The broader macro backdrop remains noisy. Conflict in the Middle East has injected fresh uncertainty into global energy markets, supply chains and investor sentiment, whilst tariff tensions haven’t completely gone away either. In that context, transaction volumes in the near-term could be subdued as some capital adopts a ‘wait and see’ posture, and we would not be surprised to see deal activity once again back-loaded into Q4 as decisions are deferred.

Whilst we acknowledge those headwinds, DTRE’s view is that the fundamental investment case for UK Big Box logistics has not changed. If anything, it has strengthened. We estimate that there’s currently £2.5bn of big box logistics assets ‘in-train’, despite the wider macro story. This only further underlines the fact that in an increasingly uncertain world, the sector offers something relatively straightforward. Long, secure income, let to strong covenants, underpinned by structural demand that is not going away. The development pipeline is constrained, vacancy is manageable and rental growth for the best product continues. Therefore, we expect the weight of capital targeting logistics to reassert itself through the second half of the year.

DTRE Definitions

Big Box: Unit of 100,000 sq ft +

Take-up: A single-let unit upon which a new lease or occupier freehold purchase has completed (does not include lease renewals/re-gears) and is not conditional upon planning. Deals that have been agreed but remain conditional to planning remain classified as ‘under offer’.

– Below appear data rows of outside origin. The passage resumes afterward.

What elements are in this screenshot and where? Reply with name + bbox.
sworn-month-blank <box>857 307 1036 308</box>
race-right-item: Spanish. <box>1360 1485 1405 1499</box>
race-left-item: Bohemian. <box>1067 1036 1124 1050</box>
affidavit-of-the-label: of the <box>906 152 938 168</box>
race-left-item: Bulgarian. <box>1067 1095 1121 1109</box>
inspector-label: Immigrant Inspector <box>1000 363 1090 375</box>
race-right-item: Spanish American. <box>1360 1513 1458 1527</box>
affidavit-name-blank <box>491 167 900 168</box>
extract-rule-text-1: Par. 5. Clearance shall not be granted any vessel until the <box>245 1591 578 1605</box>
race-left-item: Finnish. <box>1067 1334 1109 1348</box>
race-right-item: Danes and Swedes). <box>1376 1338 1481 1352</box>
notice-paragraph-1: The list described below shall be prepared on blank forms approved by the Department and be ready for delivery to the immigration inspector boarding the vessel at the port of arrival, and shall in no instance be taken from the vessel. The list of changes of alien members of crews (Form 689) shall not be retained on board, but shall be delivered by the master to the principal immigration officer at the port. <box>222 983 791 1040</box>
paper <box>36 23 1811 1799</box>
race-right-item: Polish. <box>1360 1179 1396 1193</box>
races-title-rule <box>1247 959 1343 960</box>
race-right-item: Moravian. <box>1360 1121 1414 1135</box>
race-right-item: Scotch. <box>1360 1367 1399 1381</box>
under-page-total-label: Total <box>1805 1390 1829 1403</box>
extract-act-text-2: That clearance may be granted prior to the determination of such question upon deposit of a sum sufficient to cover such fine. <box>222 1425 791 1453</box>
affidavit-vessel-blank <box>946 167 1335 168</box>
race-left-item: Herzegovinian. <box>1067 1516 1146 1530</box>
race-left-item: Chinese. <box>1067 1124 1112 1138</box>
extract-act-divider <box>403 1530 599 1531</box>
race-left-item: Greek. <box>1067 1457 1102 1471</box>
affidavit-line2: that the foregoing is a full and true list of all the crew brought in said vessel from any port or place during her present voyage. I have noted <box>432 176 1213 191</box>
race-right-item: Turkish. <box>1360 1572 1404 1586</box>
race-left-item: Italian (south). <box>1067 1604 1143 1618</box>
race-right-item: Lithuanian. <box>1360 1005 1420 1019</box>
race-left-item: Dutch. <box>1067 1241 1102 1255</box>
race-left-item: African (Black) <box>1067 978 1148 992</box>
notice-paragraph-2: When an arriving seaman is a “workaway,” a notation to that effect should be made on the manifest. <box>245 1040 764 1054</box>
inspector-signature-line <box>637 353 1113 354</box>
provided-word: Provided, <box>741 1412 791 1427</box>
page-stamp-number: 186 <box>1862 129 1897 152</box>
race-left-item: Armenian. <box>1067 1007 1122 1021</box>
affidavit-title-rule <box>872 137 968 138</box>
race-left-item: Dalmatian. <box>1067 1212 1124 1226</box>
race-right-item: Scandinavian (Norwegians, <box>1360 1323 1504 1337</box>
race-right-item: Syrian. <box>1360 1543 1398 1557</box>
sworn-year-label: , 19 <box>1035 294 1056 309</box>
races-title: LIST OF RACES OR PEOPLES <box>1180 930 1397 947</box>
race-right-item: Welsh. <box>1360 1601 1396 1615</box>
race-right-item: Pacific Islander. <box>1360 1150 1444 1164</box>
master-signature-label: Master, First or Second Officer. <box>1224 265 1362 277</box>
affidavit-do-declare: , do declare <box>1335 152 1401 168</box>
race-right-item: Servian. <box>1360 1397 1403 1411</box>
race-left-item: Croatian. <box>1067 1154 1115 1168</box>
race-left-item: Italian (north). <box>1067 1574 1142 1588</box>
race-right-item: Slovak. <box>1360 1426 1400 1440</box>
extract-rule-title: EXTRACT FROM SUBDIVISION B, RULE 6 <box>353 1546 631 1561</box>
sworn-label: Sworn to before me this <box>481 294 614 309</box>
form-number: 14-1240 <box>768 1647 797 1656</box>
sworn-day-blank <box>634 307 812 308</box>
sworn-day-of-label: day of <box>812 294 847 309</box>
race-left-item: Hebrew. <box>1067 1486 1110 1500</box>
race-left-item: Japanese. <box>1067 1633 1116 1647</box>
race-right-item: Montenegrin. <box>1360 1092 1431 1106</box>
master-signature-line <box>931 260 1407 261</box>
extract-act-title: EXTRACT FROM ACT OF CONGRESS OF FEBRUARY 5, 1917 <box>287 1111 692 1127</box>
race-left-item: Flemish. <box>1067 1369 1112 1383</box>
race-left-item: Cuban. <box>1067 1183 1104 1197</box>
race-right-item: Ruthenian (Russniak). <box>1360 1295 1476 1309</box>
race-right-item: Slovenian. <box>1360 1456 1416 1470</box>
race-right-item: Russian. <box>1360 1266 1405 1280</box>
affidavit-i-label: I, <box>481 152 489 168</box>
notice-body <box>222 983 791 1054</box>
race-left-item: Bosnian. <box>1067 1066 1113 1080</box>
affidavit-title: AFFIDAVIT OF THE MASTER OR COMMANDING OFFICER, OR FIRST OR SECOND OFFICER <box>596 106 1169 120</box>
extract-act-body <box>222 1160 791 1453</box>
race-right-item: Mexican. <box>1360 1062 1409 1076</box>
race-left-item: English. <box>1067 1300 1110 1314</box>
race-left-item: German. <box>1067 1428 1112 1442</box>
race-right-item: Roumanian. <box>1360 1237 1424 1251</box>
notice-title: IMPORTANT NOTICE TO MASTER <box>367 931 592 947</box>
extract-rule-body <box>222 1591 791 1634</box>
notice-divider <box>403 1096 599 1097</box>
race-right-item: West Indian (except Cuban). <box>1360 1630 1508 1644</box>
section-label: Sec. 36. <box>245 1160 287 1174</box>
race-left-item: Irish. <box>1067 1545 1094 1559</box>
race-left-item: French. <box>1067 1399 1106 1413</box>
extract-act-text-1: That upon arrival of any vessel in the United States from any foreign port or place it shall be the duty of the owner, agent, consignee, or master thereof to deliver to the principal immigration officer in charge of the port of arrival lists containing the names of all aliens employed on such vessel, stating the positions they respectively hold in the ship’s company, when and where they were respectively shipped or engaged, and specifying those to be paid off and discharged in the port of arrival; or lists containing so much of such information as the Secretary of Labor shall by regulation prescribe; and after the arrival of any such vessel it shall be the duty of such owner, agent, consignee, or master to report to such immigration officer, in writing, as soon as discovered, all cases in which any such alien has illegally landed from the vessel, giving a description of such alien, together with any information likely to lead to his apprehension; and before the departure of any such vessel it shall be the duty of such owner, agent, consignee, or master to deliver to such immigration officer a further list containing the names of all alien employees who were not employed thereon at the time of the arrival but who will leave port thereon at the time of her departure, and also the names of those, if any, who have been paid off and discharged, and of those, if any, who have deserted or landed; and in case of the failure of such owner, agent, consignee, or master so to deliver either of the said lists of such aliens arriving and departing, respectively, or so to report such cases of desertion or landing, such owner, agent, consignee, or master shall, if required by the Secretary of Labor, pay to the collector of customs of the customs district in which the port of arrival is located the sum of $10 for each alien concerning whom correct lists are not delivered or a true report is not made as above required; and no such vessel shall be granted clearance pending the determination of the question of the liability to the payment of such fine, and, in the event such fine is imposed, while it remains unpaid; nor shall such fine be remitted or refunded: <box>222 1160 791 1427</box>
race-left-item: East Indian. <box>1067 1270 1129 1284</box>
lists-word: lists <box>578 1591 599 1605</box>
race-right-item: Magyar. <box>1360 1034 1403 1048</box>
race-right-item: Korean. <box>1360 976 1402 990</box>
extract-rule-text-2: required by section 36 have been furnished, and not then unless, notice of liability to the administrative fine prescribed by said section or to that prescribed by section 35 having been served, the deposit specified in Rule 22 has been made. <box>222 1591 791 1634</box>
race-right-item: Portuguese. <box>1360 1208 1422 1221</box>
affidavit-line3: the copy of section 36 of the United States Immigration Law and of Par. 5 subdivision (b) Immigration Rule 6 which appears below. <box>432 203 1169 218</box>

Supply: Currently available. Newly developed units are added to the supply schedule upon reaching practical completion.

Grade A: New or recently refurbished Big Box stock built to modern institutional specification. Typically clear internal height of 12m or more, a modern dock-leveller ratio, 50m+ yard depth, EPC rating of A or A+, and BREEAM Very Good or better. Grade A includes both newly speculatively-built and some ‘second-hand’ units that continue to meet this specification. Built in last 20 years.

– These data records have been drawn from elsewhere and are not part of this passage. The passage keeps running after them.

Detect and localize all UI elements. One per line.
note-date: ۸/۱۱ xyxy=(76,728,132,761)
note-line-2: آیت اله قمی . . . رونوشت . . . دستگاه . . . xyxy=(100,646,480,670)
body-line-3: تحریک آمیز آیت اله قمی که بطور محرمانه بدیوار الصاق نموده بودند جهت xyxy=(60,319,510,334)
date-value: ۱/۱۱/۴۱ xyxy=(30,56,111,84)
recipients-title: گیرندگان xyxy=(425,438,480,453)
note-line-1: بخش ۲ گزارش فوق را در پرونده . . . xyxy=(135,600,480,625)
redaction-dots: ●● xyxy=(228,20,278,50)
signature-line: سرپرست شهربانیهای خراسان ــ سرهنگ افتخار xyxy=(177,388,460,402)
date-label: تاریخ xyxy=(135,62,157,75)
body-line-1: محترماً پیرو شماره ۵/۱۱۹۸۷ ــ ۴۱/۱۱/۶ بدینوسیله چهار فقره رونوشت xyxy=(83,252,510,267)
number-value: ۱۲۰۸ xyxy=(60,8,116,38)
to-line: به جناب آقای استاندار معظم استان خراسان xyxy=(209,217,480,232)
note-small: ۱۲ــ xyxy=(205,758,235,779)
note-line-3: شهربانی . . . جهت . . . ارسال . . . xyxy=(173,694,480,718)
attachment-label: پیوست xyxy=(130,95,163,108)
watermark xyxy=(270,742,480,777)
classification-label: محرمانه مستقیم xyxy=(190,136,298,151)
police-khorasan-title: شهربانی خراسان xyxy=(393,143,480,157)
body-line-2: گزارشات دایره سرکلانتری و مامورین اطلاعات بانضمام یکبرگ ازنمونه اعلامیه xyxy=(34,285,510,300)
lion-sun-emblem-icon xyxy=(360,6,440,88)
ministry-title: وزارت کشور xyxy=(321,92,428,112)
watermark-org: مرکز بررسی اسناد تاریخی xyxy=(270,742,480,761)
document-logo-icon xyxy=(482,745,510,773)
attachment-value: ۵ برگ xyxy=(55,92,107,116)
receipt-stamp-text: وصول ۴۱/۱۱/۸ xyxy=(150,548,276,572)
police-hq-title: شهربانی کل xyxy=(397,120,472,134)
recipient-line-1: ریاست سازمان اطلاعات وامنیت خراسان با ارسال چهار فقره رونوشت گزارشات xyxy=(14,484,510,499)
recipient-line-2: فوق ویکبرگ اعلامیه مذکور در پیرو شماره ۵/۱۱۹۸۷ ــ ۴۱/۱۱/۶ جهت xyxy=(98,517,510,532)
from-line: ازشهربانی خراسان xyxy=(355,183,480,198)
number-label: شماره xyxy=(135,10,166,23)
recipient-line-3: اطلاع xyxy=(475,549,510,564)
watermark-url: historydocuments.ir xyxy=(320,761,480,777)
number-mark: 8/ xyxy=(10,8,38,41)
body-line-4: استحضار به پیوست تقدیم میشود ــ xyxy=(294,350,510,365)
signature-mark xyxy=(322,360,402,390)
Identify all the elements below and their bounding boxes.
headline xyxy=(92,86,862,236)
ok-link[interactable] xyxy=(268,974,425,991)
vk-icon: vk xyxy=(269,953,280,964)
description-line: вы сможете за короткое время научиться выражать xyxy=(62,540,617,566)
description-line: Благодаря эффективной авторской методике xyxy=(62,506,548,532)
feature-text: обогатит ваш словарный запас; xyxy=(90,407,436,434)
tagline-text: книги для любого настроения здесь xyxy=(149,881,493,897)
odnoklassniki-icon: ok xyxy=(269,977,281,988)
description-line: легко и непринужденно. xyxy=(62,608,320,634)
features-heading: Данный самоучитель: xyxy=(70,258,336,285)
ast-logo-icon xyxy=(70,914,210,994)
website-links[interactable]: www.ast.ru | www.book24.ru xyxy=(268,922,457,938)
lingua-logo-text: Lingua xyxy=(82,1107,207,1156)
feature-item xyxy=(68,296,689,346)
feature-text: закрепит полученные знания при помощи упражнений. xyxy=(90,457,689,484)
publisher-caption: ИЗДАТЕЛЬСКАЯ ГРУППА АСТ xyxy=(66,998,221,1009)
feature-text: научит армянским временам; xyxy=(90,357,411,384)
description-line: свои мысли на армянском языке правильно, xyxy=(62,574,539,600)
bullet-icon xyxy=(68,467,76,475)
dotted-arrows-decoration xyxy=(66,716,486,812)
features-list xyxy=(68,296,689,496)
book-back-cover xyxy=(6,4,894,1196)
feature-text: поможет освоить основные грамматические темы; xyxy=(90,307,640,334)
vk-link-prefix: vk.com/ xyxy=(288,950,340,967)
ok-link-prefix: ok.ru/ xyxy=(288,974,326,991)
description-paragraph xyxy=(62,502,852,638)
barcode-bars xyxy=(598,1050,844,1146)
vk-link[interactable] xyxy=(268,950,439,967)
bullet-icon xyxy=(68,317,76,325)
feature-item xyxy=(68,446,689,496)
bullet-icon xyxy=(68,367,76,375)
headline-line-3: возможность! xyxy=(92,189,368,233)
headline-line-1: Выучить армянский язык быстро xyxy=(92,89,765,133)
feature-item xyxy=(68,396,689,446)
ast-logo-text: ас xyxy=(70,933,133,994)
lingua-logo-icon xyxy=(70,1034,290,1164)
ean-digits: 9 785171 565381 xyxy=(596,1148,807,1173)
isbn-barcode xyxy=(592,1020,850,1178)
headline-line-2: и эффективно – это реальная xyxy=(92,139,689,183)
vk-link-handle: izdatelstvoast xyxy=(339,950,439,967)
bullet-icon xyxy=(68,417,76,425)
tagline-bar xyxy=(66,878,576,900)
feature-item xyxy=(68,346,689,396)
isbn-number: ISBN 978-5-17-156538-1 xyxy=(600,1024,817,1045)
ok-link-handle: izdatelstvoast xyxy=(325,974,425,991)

Grade B: Functional distribution stock that falls short of Grade A on one or more key specifications — typically lower eaves (c.8–10m), older construction, mid-range EPC ratings (B/C/D), and/or less generous yard and dock provision. Usually older Grade A product that has been overtaken by newer stock, or refurbished units that cannot be brought fully up to modern spec.

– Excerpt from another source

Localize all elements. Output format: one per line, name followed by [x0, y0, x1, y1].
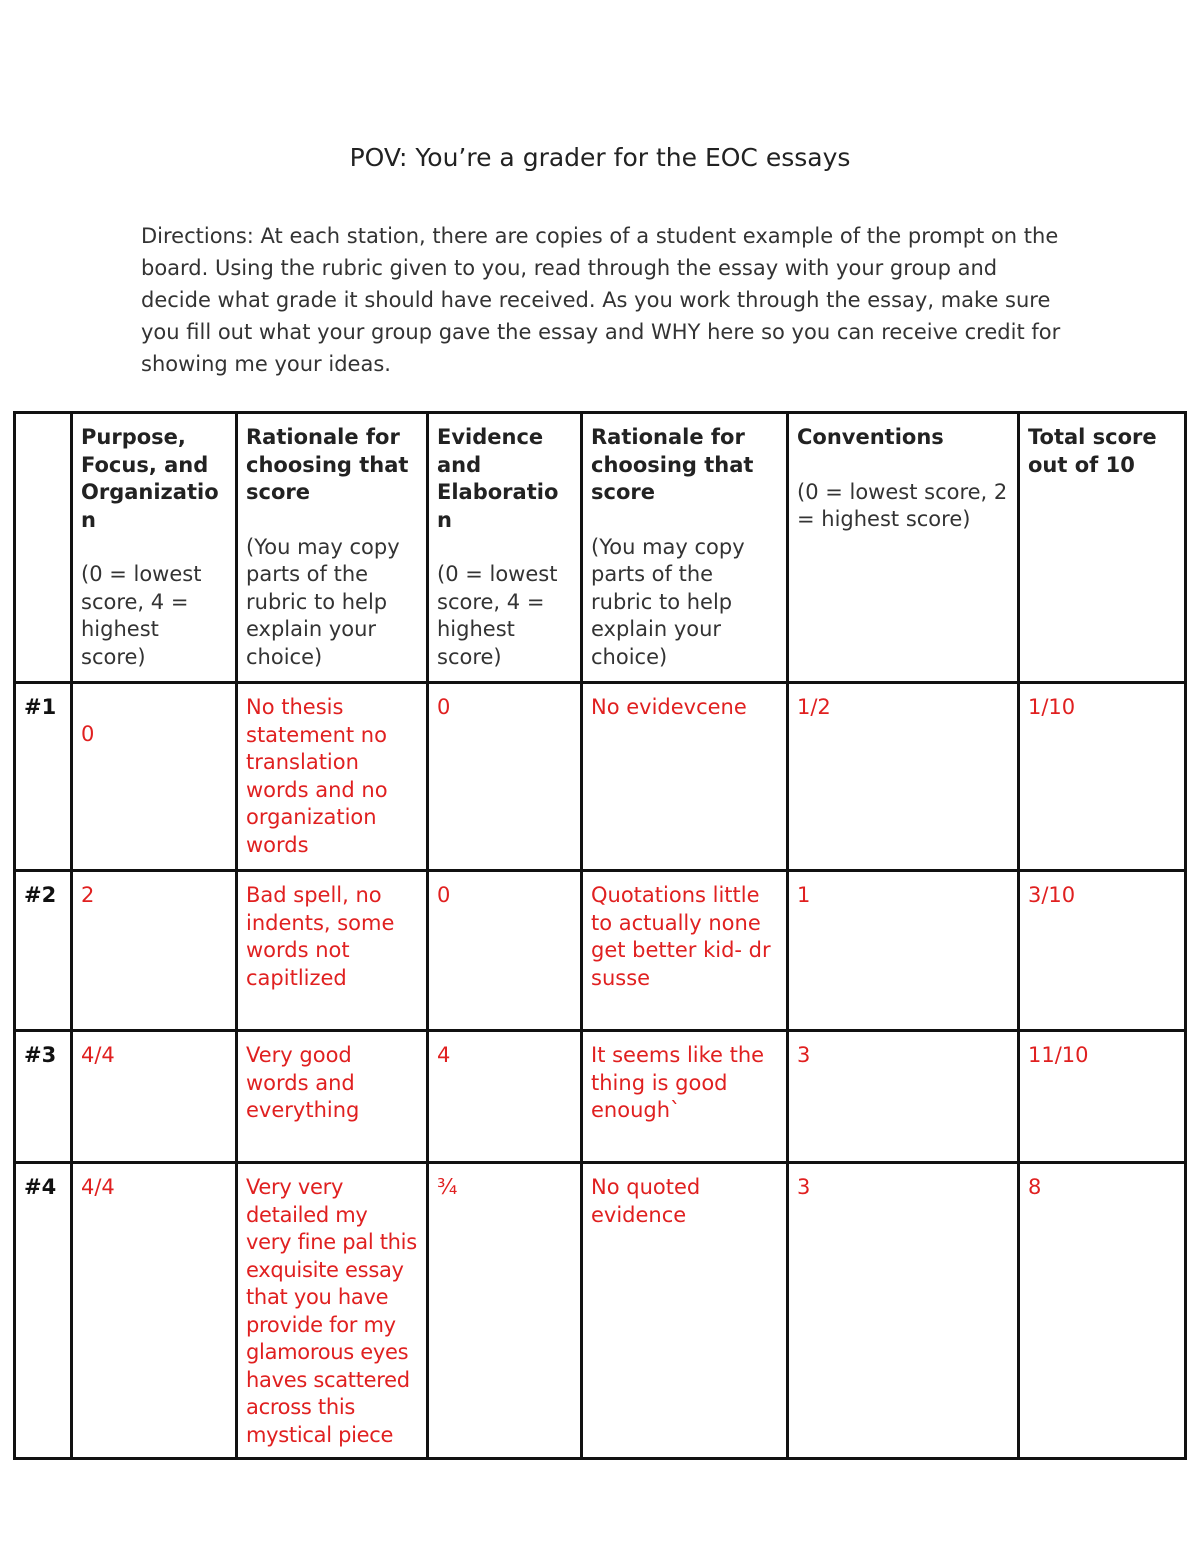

Grade C: Older, lower-specification stock, often not originally built as modern distribution warehousing. Typical characteristics include low eaves (<8m), limited yard depth, poor EPC ratings (E or below), and constrained dock provision. Typically candidates for comprehensive refurbishment or redevelopment.

Grey Space: Whole or part-units being actively marketed for sub-lease or assignment by an existing occupier, rather than being offered directly by the landlord. DTRE includes actively-marketed grey space within its total supply schedule, as it represents genuine competition for occupier requirements.